Farce, according to Wikipedia, is a comedy that deals with situations that are exaggerated, extravagant, and highly improbable. Their plots are filled with absurdities and with characters that appear to dislike each other at first but manage to wind up, eventually, in each other’s arms. These plays and films were very popular in the 1930s and were identified as screwball comedies.
And so Canadian playwright Norm Foster, mincing no words, titled his play, currently having its American premiere at Theatre 40 in Beverly Hills, “Screwball Comedy”.
It begins in the office of Bosco Godfrey (Daniel Leslie), a crotchety gentleman who is the managing editor of the local newspaper. He has summoned his best reporter, Jeff Kincaid (Lane Compton) to cover the preparations for the upcoming wedding of the daughter of the city’s authoritative society maven, Dolores Diddle (Sharron Shayne).

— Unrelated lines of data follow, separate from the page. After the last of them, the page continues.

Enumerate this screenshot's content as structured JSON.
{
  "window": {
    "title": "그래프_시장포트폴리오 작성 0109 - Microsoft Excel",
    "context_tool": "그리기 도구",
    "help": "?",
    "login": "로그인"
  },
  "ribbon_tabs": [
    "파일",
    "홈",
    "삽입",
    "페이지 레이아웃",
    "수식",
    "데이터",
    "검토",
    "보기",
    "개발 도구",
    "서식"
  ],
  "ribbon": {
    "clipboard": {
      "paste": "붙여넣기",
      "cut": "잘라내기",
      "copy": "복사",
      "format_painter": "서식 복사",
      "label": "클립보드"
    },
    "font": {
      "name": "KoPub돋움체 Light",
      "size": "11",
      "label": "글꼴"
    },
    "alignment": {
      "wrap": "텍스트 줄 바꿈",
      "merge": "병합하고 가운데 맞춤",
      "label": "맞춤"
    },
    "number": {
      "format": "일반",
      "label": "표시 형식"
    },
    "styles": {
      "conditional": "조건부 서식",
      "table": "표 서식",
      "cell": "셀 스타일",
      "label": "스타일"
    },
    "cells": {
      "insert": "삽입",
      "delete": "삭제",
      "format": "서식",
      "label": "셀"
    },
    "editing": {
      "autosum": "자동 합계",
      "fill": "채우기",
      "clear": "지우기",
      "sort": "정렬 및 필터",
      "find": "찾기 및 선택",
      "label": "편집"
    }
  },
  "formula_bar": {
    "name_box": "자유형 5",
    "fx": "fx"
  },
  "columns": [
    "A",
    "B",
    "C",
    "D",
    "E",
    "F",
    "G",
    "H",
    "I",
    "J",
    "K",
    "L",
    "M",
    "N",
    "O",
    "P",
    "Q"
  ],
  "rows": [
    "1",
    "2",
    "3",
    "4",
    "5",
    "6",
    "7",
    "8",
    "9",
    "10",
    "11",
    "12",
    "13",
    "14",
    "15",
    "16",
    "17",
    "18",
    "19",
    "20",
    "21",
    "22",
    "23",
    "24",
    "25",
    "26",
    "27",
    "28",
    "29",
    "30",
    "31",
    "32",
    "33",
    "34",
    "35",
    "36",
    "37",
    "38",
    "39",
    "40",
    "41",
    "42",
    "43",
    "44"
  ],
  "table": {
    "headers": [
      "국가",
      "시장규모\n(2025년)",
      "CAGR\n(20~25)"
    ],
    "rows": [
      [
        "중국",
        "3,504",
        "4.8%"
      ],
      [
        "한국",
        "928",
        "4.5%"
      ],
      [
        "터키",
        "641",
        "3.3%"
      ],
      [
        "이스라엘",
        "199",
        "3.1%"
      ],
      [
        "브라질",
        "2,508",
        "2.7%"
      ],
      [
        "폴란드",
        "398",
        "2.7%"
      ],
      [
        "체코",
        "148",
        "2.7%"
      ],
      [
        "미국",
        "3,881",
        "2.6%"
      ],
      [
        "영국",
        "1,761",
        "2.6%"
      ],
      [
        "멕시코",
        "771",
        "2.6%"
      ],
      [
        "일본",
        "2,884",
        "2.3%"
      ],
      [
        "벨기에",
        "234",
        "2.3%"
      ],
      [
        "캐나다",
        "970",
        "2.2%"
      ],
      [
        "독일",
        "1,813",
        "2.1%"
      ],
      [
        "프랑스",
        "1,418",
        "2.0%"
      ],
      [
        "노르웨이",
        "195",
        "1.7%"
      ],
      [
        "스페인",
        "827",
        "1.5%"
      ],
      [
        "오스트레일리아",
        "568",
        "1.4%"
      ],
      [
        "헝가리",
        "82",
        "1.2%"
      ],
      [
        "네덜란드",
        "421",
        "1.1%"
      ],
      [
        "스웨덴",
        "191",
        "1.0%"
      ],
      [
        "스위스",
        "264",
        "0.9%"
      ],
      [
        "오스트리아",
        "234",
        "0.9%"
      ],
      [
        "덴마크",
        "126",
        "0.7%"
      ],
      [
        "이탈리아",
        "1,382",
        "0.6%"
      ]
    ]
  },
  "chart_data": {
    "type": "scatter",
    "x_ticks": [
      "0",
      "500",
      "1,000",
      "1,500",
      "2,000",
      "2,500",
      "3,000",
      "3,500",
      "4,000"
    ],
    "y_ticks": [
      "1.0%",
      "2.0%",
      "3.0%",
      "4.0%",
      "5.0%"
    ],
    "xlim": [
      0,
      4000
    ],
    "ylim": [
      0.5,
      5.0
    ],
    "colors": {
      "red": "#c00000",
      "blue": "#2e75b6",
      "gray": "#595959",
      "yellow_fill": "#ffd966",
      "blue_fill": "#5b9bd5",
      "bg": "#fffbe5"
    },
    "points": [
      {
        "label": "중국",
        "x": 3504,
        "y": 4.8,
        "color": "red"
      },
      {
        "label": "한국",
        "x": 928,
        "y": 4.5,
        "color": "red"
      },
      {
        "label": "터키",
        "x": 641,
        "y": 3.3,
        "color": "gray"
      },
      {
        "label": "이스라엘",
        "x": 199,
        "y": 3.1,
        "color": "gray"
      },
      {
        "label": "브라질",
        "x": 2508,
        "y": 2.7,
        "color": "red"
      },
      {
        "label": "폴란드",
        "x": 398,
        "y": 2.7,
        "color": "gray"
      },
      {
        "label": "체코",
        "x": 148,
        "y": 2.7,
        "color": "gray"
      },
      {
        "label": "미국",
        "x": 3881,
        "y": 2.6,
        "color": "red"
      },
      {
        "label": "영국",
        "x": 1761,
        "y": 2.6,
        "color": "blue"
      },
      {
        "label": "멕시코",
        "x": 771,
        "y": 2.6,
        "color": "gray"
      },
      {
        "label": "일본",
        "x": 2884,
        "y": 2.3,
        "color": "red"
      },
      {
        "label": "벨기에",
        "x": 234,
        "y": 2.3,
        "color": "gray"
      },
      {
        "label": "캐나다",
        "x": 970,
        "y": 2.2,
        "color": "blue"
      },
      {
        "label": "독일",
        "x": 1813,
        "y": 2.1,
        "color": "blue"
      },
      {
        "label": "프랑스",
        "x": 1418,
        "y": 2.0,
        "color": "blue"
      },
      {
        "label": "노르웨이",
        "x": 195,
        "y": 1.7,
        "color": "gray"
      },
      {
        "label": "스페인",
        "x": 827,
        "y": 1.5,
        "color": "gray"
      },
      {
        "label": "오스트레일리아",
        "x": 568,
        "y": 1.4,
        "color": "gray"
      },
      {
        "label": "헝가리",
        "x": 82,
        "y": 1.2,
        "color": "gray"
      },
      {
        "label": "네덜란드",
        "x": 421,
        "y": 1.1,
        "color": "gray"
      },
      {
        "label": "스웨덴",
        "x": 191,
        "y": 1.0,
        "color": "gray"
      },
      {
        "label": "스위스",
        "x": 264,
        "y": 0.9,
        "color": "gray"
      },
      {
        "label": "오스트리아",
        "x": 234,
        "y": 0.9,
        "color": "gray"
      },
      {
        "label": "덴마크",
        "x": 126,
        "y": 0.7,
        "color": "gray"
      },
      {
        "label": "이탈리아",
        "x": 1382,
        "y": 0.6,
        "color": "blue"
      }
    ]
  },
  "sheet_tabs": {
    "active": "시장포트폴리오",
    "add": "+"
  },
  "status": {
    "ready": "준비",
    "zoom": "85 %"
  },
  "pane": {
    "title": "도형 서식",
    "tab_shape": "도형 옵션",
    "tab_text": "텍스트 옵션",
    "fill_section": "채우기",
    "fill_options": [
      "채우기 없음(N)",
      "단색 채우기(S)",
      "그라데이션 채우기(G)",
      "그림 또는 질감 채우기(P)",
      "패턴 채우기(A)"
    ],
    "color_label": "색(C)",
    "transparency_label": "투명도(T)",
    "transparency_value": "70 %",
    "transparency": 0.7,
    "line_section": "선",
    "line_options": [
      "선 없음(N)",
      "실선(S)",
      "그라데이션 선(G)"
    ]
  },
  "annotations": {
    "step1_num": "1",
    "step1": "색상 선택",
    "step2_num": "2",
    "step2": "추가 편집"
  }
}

The assignment has an additional agenda, however. Ms. Diddle disapproves of her daughter’s fiance, (she believes he is only interested in the family’s money) and she wants the reporter to persuade her daughter not to marry this man.
Jeff readily accepts and is about to leave the office when a young woman named Mary Hayes (Kate Whitney) enters, seeking a job as a reporter. Even though she has never worked at a newspaper, she is the granddaughter of a prominent journalist and apparently believes that his genes will carry her through. Bosco, of course, turns her down. But she refuses to be rejected, and eventually, he tells her that she can accompany Jeff to the Diddle mansion with the understanding that they will both submit their stories to him, and the one that he judges to be the best will win its author the job at the paper.
Jeff greets this suggestion with the comment that ”The newspaper game is for men!” to which Mary responds, “You’re just afraid of being beaten by a woman!”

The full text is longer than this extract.